知る人ぞ知る奈良時代の国府 栃木の史跡「下野国庁跡」の魅力とは
栃木県栃木市の「下野国庁跡」(しもつけこくちょうあと)は国指定史跡です。栃木には、江戸時代や明治時代の歴史的建造物や蔵が点在しており、歴史を学ぶ資料館や記念館も数多くあります。ですが、今回は奈良時代の歴史を掘り下げて、奈良時代の史跡を紹介します。
この記事の目次
「蔵の街」栃木市の別の顔!足を延ばしておいでませ「下野国庁跡」
東京都心から約2時間で新栃木駅に到着します。駅では栃木市の名所「蔵の街」の看板が出迎えてくれます。また伝統的建造物保存地区である嘉右衛門町(かうえもんちょう)から栃木駅の間に点在する資料館や記念館などの歴史名所も地図で記してくれています。
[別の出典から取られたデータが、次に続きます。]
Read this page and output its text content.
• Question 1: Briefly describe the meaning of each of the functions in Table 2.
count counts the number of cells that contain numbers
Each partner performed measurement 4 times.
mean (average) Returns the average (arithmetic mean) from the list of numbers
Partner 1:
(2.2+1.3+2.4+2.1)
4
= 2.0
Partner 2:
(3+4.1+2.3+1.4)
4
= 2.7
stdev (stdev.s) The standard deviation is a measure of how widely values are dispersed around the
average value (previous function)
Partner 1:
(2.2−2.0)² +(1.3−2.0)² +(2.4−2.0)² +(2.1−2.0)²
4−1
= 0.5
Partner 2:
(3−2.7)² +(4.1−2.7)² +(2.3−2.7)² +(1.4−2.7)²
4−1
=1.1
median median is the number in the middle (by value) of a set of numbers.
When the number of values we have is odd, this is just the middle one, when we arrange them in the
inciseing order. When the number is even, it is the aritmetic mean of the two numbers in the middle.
散策しながら巡っても楽しいですが、今回はさらに足を延ばして、下野国庁跡で奈良時代に思いを馳せてみましょう。きっと蔵の街栃木の魅力が倍増するのではないでしょうか。
下野国庁跡には新栃木駅から電車で一駅の野州大塚(やしゅうおおつか)駅から徒歩約40分、新栃木駅から車だと約20分のところにあります。地元の方でも知らない人がいるようですが、下野国庁跡の周辺は建物が少なく、畑などののどかな風景が広がります。自然に癒されながら進むと「下野国庁跡」の看板が見えてきます。車の場合は見落とさないよう気を付けましょう。
では、いよいよ下野国庁跡に到着です。
所在地:栃木県栃木市田村町300
学問の神様菅原道真と約200年続いた下野国の中心「下野国庁」
下野国庁跡に着いてまず目を引くのが、国府の役人が朝賀などを行っていた「前殿」を復元させたもの。当時、前殿は国庁域内の中央に位置していたようです。鮮やかな朱色が目にまぶしいです。国庁を中心とした古代の地方の官庁街のことを「国府」といいますが、下野国(現在の栃木県)の政治の中心だったことがわかります。下野国庁は奈良時代から平安時代の前半にかけて、約200年の間使用されていました。701年唐にならって作られた大宝律令に沿って政治が行われていたそうです。学問の神様として有名な菅原道真も下野国司でした。現在の前殿は、昔通りの材料や手法で復元されていて東西にある藤棚は脇殿と同規模でつくられているのだとか。見晴らしのよい景色と立派に復元された前殿を前にすると、自分が国の中心に立っているような錯覚すら覚えます。
下野国庁跡に復元された前殿の隣には、無形民俗文化財として祭儀習俗が登録されている「宮野辺神社」があります。奈良時代の歴史を感じに是非こちらもお立ち寄りください。
出土品や発掘場から奈良時代に想いを馳せる!「下野国庁資料館」
下野国庁跡の北には「下野国庁跡資料館」があります。入場は無料で発掘調査の出土品や前殿・脇殿の位置と大きさを確認した時の写真などが展示されており、下野国庁の歩んできた歴史を掘り下げて知ることができます。下野国庁の位置が確定したのは、発掘調査を始めて4年後の1979年のこと。さらに調査は続き、1982年に国指定史跡に指定されました。全国各地につくられていたはずの国庁ですが、所在地が確定している国庁は少なく、関東では唯一ここだけです。位置が確定し、発掘調査が進んだからこそ、写真のような復元模型も制作することができるわけです。模型には人の姿もあり、建物の規模感や当時の様子がより鮮明に見えてきます。
下野国庁跡資料館には出土品の一部も展示されています。随分昔のものが、こんなにもきれいに形をとどめているというのは、感慨深いものがあります。発掘時のビデオなども上映しているので、当時に想いを馳せながらゆったりと見学することができます。
下野国庁跡の近隣には、お酒好きの方はご存知の日本酒「北冠」を作っている「北関酒造株式会社」の酒蔵があります。野州大塚駅との間にある大神神社(おおみわ)は、古来より秋に安産子育・醸造祈願の御鉾祭(おぼこまつり)が行われていて、地元では有名な祭事です。大神神社境内の池には八つの島があり、それぞれに御社が配されるという珍しい景観です。そのため、現在でも「水煙の名所」として、多くの俳人・歌人が訪れるのだとか。近隣の歴史的名所も是非巡ってみてください。
栃木県栃木市の下野国庁跡は、全国有数の史跡でありながら、立地的に訪れる人も多くはありません。歴史がお好きな方だからこそ、こういった隠れた名所にも足を延ばして栃木の歴史旅を堪能してほしいと思います。奈良時代に想いをはせてはいかがですか。